Mutations in DNA Damage Repair Protein Suppress Immune System in Melanoma

Mutations in DNA Damage Repair Protein Suppress Immune System in Melanoma

Mutations in a protein involved in DNA damage repair may be key for melanomas to remain undetected by the immune system. Such mutations lead to the recruitment of pro-tumoral macrophages and halt the recruitment of tumor-killing T-cells, creating an immunosuppressive environment that promotes tumor growth.

The findings may explain why certain melanoma patients do not respond to immune checkpoint inhibitors, and may help develop better immunotherapies for patients with such mutations.

The study, “ATR Mutations Promote the Growth of Melanoma Tumors by Modulating the Immune Microenvironment,” was published in Cell Reports.
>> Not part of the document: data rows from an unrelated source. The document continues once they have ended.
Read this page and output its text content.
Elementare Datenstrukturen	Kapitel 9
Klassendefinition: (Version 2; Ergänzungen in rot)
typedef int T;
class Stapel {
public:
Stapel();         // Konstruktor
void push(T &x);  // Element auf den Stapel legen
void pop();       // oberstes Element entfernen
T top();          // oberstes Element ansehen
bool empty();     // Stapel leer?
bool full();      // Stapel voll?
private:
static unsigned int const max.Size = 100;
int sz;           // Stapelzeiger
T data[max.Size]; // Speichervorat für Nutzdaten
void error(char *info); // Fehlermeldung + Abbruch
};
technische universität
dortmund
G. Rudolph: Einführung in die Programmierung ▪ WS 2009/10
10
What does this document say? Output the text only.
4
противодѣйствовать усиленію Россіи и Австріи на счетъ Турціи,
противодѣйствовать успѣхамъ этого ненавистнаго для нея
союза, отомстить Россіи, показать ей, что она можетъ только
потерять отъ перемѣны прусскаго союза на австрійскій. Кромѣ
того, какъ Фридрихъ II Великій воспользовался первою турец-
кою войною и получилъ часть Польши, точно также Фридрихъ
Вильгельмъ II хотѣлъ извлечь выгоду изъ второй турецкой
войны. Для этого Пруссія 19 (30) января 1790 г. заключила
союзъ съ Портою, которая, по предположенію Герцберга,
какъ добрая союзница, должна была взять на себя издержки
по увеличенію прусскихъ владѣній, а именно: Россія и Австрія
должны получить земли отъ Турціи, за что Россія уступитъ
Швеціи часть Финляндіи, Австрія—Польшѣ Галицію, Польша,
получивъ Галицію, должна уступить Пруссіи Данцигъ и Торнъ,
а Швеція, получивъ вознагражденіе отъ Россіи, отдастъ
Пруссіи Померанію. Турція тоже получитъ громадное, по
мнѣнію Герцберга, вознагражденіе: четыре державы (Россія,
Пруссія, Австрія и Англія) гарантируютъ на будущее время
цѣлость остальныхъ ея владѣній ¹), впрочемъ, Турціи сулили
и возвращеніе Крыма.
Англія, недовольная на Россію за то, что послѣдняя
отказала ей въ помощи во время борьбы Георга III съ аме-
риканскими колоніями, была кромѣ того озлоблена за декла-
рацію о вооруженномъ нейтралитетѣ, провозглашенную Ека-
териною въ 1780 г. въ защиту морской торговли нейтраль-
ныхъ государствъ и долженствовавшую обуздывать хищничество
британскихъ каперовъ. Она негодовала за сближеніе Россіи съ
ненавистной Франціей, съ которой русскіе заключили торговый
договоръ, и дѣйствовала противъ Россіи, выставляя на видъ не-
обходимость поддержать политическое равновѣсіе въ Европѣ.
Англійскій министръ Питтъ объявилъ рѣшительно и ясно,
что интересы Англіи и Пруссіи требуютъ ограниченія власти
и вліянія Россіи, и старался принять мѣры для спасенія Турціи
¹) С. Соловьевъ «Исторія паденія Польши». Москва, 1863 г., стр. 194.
While melanomas accumulate a high burden of mutations that would facilitate their recognition by the immune system, many melanoma patients fail to respond or relapse while taking immunotherapy drugs.

Now, findings from researchers at the University of California, Irvine, suggest that ATR mutations may be partially responsible for the resistance to immune checkpoint inhibitors.

“Cancers develop not only because they acquire mutations that promote their growth but also because they are able to prevent the immune system from recognizing and removing them,” Anand K. Ganesan, MD, senior author and associate professor of dermatology at the University of California, Irvine, said in a press release. “Understanding how developing tumors interact with the to promote their continued growth is a key to developing effective immunotherapies.”

The ATR protein kinase is a major component of the DNA damage repair pathways, and is essential for the survival of human cells. Since patients with defective DNA damage repair pathways are at increased risk of developing melanoma, researchers sought to assess whether this was the case for ATR mutations.

Nearly 7% of tumors included in The Cancer Genome Atlas, a large database of tumor genomes, had mutations in genes that affect the ATR pathway.

In mice models of melanoma, those genetically engineered to bear ATR mutations had accelerated tumor growth and metastasis. This occurred because ATR mutant tumors recruited pro-tumoral macrophages while repelling T-cells important for the anti-tumor response.

The findings suggest that ATR mutations in tumor cells, allows them to create an immunosuppressive environment that allows immune evasion.

Identifying melanoma patients with ATR mutations may help determine which will effectively respond to immune checkpoint inhibitors commonly used to treat melanoma.